Ao longo do tempo, novos tipos de máquinas foram sendo lançadas, com a capacidade de realizar outros tipos de trabalho. Gradativamente, tivemos uma automação do trabalho manual, e a substituição de pessoas por máquinas. Com a IA, vamos ver exatamente o mesmo movimento, mas ao invés do trabalho manual, o que está sendo automatizado é o trabalho com o conhecimento.

Assim como aconteceu com as máquinas tradicionais, a evolução vai ser gradual, e vamos ver novos tipos de máquinas – novos algoritmos e abordagens tecnológicas – surgindo para fazer novos tipos de trabalho. E, assim como o trabalho manual, mesmo nas fábricas, não desapareceu, o trabalho com conhecimento também não vai sumir. Sempre vão existir áreas onde a intervenção manual vai ser necessária ou valorizada, e onde o custo de automação vai ser proibitivo. Diferente do que é promulgado amplamente, a IA não vai “comer o mundo” de uma hora para outra.

Se a inteligência artificial não vai resolver todos os problemas da humanidade, qual é o seu papel na sociedade então? Assim como outras tecnologias, ela é uma ferramenta. Ferramentas tradicionais, como martelos e chaves de fenda, nos ajudam a trabalhar com objetos físicos. As diferentes IAs, por sua vez, manipulam informação, como texto, imagens, vídeo, nos ajudando a trabalhar com o conhecimento. Seu papel, portanto, é simplificar e acelerar esse tipo de trabalho.

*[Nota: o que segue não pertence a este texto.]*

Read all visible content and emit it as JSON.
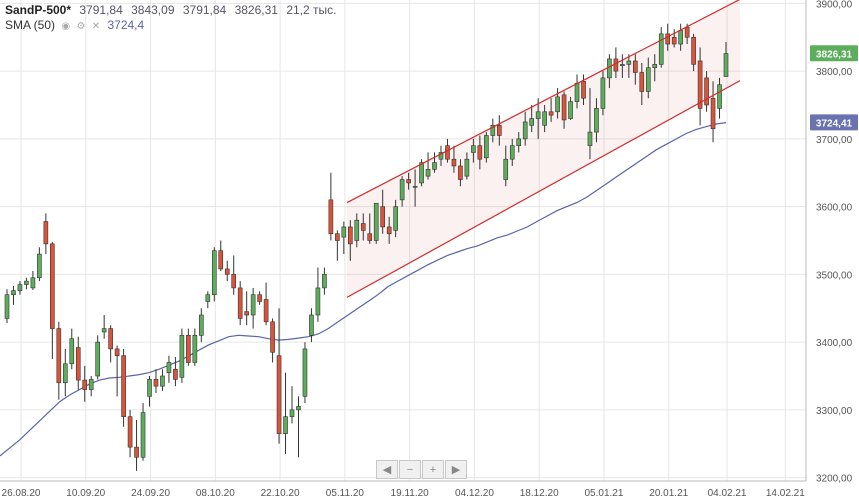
{
  "header": {
    "symbol": "SandP-500*",
    "open": "3791,84",
    "high": "3843,09",
    "low": "3791,84",
    "close": "3826,31",
    "volume": "21,2 тыс.",
    "sma_label": "SMA (50)",
    "sma_value": "3724,4"
  },
  "colors": {
    "up": "#5cae5c",
    "down": "#d9543a",
    "sma": "#5a64a8",
    "channel": "#d42a2a",
    "grid": "#e6e6e6",
    "badge_price": "#5cae5c",
    "badge_sma": "#6a73b0"
  },
  "badges": {
    "price": "3826,31",
    "sma": "3724,41"
  },
  "navigator": {
    "buttons": [
      "◀",
      "−",
      "+",
      "▶"
    ]
  },
  "chart_data": {
    "type": "candlestick",
    "ylim": [
      3195,
      3905
    ],
    "y_ticks": [
      "3900,00",
      "3800,00",
      "3700,00",
      "3600,00",
      "3500,00",
      "3400,00",
      "3300,00",
      "3200,00"
    ],
    "x_ticks": [
      "26.08.20",
      "10.09.20",
      "24.09.20",
      "08.10.20",
      "22.10.20",
      "05.11.20",
      "19.11.20",
      "04.12.20",
      "18.12.20",
      "05.01.21",
      "20.01.21",
      "04.02.21",
      "14.02.21"
    ],
    "candles": [
      [
        3435,
        3478,
        3428,
        3470
      ],
      [
        3470,
        3483,
        3455,
        3476
      ],
      [
        3476,
        3490,
        3470,
        3485
      ],
      [
        3485,
        3495,
        3478,
        3490
      ],
      [
        3480,
        3505,
        3477,
        3495
      ],
      [
        3495,
        3540,
        3490,
        3530
      ],
      [
        3578,
        3590,
        3530,
        3545
      ],
      [
        3545,
        3548,
        3375,
        3420
      ],
      [
        3420,
        3430,
        3315,
        3340
      ],
      [
        3340,
        3390,
        3320,
        3368
      ],
      [
        3368,
        3420,
        3360,
        3405
      ],
      [
        3392,
        3408,
        3330,
        3344
      ],
      [
        3344,
        3365,
        3312,
        3330
      ],
      [
        3330,
        3350,
        3320,
        3345
      ],
      [
        3350,
        3410,
        3345,
        3400
      ],
      [
        3415,
        3440,
        3405,
        3420
      ],
      [
        3420,
        3425,
        3370,
        3390
      ],
      [
        3390,
        3395,
        3320,
        3380
      ],
      [
        3380,
        3390,
        3275,
        3290
      ],
      [
        3290,
        3300,
        3230,
        3245
      ],
      [
        3245,
        3285,
        3210,
        3230
      ],
      [
        3230,
        3310,
        3225,
        3296
      ],
      [
        3320,
        3350,
        3305,
        3345
      ],
      [
        3345,
        3360,
        3325,
        3335
      ],
      [
        3335,
        3360,
        3328,
        3350
      ],
      [
        3355,
        3380,
        3340,
        3370
      ],
      [
        3360,
        3378,
        3335,
        3345
      ],
      [
        3348,
        3420,
        3340,
        3410
      ],
      [
        3410,
        3420,
        3365,
        3370
      ],
      [
        3370,
        3420,
        3365,
        3410
      ],
      [
        3410,
        3450,
        3400,
        3440
      ],
      [
        3460,
        3475,
        3450,
        3470
      ],
      [
        3470,
        3540,
        3460,
        3535
      ],
      [
        3535,
        3550,
        3505,
        3508
      ],
      [
        3508,
        3520,
        3490,
        3500
      ],
      [
        3500,
        3528,
        3470,
        3480
      ],
      [
        3480,
        3490,
        3425,
        3435
      ],
      [
        3445,
        3475,
        3425,
        3440
      ],
      [
        3440,
        3480,
        3420,
        3470
      ],
      [
        3470,
        3475,
        3455,
        3460
      ],
      [
        3463,
        3488,
        3425,
        3430
      ],
      [
        3430,
        3435,
        3370,
        3385
      ],
      [
        3380,
        3450,
        3250,
        3265
      ],
      [
        3265,
        3355,
        3235,
        3290
      ],
      [
        3290,
        3335,
        3280,
        3300
      ],
      [
        3300,
        3320,
        3230,
        3305
      ],
      [
        3320,
        3400,
        3310,
        3390
      ],
      [
        3410,
        3450,
        3400,
        3440
      ],
      [
        3440,
        3510,
        3430,
        3480
      ],
      [
        3480,
        3510,
        3470,
        3500
      ],
      [
        3610,
        3650,
        3550,
        3560
      ],
      [
        3560,
        3565,
        3520,
        3550
      ],
      [
        3555,
        3578,
        3530,
        3570
      ],
      [
        3570,
        3580,
        3520,
        3545
      ],
      [
        3550,
        3590,
        3540,
        3580
      ],
      [
        3575,
        3590,
        3550,
        3565
      ],
      [
        3560,
        3590,
        3545,
        3550
      ],
      [
        3550,
        3600,
        3545,
        3605
      ],
      [
        3600,
        3625,
        3560,
        3570
      ],
      [
        3570,
        3585,
        3545,
        3560
      ],
      [
        3565,
        3610,
        3555,
        3600
      ],
      [
        3610,
        3645,
        3600,
        3640
      ],
      [
        3640,
        3650,
        3625,
        3635
      ],
      [
        3630,
        3655,
        3600,
        3630
      ],
      [
        3635,
        3670,
        3630,
        3665
      ],
      [
        3645,
        3680,
        3640,
        3655
      ],
      [
        3655,
        3680,
        3650,
        3665
      ],
      [
        3670,
        3690,
        3660,
        3680
      ],
      [
        3690,
        3700,
        3665,
        3670
      ],
      [
        3670,
        3690,
        3650,
        3660
      ],
      [
        3660,
        3670,
        3630,
        3640
      ],
      [
        3645,
        3680,
        3640,
        3670
      ],
      [
        3680,
        3700,
        3665,
        3690
      ],
      [
        3690,
        3705,
        3655,
        3670
      ],
      [
        3672,
        3710,
        3665,
        3705
      ],
      [
        3705,
        3730,
        3695,
        3720
      ],
      [
        3720,
        3735,
        3690,
        3705
      ],
      [
        3640,
        3690,
        3630,
        3670
      ],
      [
        3670,
        3700,
        3660,
        3690
      ],
      [
        3690,
        3710,
        3680,
        3700
      ],
      [
        3700,
        3740,
        3690,
        3725
      ],
      [
        3720,
        3750,
        3710,
        3730
      ],
      [
        3730,
        3760,
        3700,
        3740
      ],
      [
        3720,
        3750,
        3710,
        3740
      ],
      [
        3740,
        3760,
        3725,
        3735
      ],
      [
        3740,
        3775,
        3730,
        3762
      ],
      [
        3765,
        3770,
        3715,
        3728
      ],
      [
        3730,
        3762,
        3728,
        3755
      ],
      [
        3755,
        3795,
        3745,
        3782
      ],
      [
        3785,
        3795,
        3750,
        3760
      ],
      [
        3690,
        3775,
        3670,
        3710
      ],
      [
        3710,
        3760,
        3695,
        3745
      ],
      [
        3745,
        3800,
        3735,
        3790
      ],
      [
        3790,
        3825,
        3775,
        3818
      ],
      [
        3818,
        3835,
        3790,
        3800
      ],
      [
        3808,
        3825,
        3790,
        3810
      ],
      [
        3810,
        3825,
        3790,
        3815
      ],
      [
        3815,
        3825,
        3780,
        3798
      ],
      [
        3798,
        3812,
        3750,
        3770
      ],
      [
        3770,
        3820,
        3760,
        3805
      ],
      [
        3805,
        3825,
        3785,
        3810
      ],
      [
        3810,
        3865,
        3805,
        3855
      ],
      [
        3855,
        3870,
        3830,
        3840
      ],
      [
        3850,
        3862,
        3835,
        3840
      ],
      [
        3840,
        3870,
        3830,
        3860
      ],
      [
        3865,
        3870,
        3840,
        3850
      ],
      [
        3850,
        3855,
        3800,
        3810
      ],
      [
        3815,
        3835,
        3720,
        3745
      ],
      [
        3790,
        3800,
        3740,
        3750
      ],
      [
        3760,
        3785,
        3695,
        3715
      ],
      [
        3745,
        3790,
        3730,
        3780
      ],
      [
        3792,
        3843,
        3792,
        3826
      ]
    ],
    "sma_50": [
      3232,
      3244,
      3256,
      3270,
      3284,
      3298,
      3312,
      3322,
      3330,
      3338,
      3344,
      3347,
      3348,
      3350,
      3352,
      3355,
      3360,
      3366,
      3372,
      3380,
      3388,
      3396,
      3402,
      3408,
      3410,
      3409,
      3408,
      3405,
      3403,
      3404,
      3406,
      3408,
      3412,
      3420,
      3430,
      3440,
      3450,
      3460,
      3470,
      3482,
      3490,
      3498,
      3506,
      3514,
      3521,
      3528,
      3533,
      3538,
      3542,
      3548,
      3554,
      3558,
      3564,
      3570,
      3578,
      3586,
      3594,
      3600,
      3606,
      3614,
      3624,
      3634,
      3644,
      3654,
      3664,
      3674,
      3684,
      3692,
      3700,
      3708,
      3714,
      3718,
      3722,
      3724
    ],
    "channel_upper": [
      [
        3606,
        3870
      ],
      [
        3906,
        3870
      ]
    ],
    "channel_lower": [
      [
        3466,
        3870
      ],
      [
        3786,
        3870
      ]
    ],
    "annotations": []
  }
}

No momento, a capacidade de atuação da tecnologia sobre o conhecimento é limitada. Os chamados “modelos generativos”, que são a base para o ChatGPT e praticamente todas as outras IAs que estão no mercado hoje, tem como capacidade central a produção de conteúdo. Eles são capazes de, a partir de um pedido por escrito, gerar um texto, uma imagem, um vídeo, um código de computador, ou algum outro tipo de conteúdo em linha com o que foi solicitado, e similar ao que seria produzido por uma pessoa. Eles aceleram a produção de conteúdo, mas dependem de um pedido bem estruturado, e, assim como as pessoas, cometem erros de todos os tipos.

Estamos vivendo um momento de transição, o começo de uma nova transformação no mercado de trabalho, e na sociedade como um todo, ocasionada pela rápida evolução da tecnologia de inteligência artificial. A tendência natural é reagirmos com medo, resistindo a qualquer mudança, ou com negacionismo, dizendo que nunca vamos ser afetados. Nenhuma das duas posturas é eficiente. O melhor a fazer é experimentar a tecnologia, para começar a entender o que ela pode – e não pode – fazer, e como essas novas ferramentas podem ajudar o seu dia-a-dia. Fazer parte do processo de mudança é sempre uma estratégia vencedora.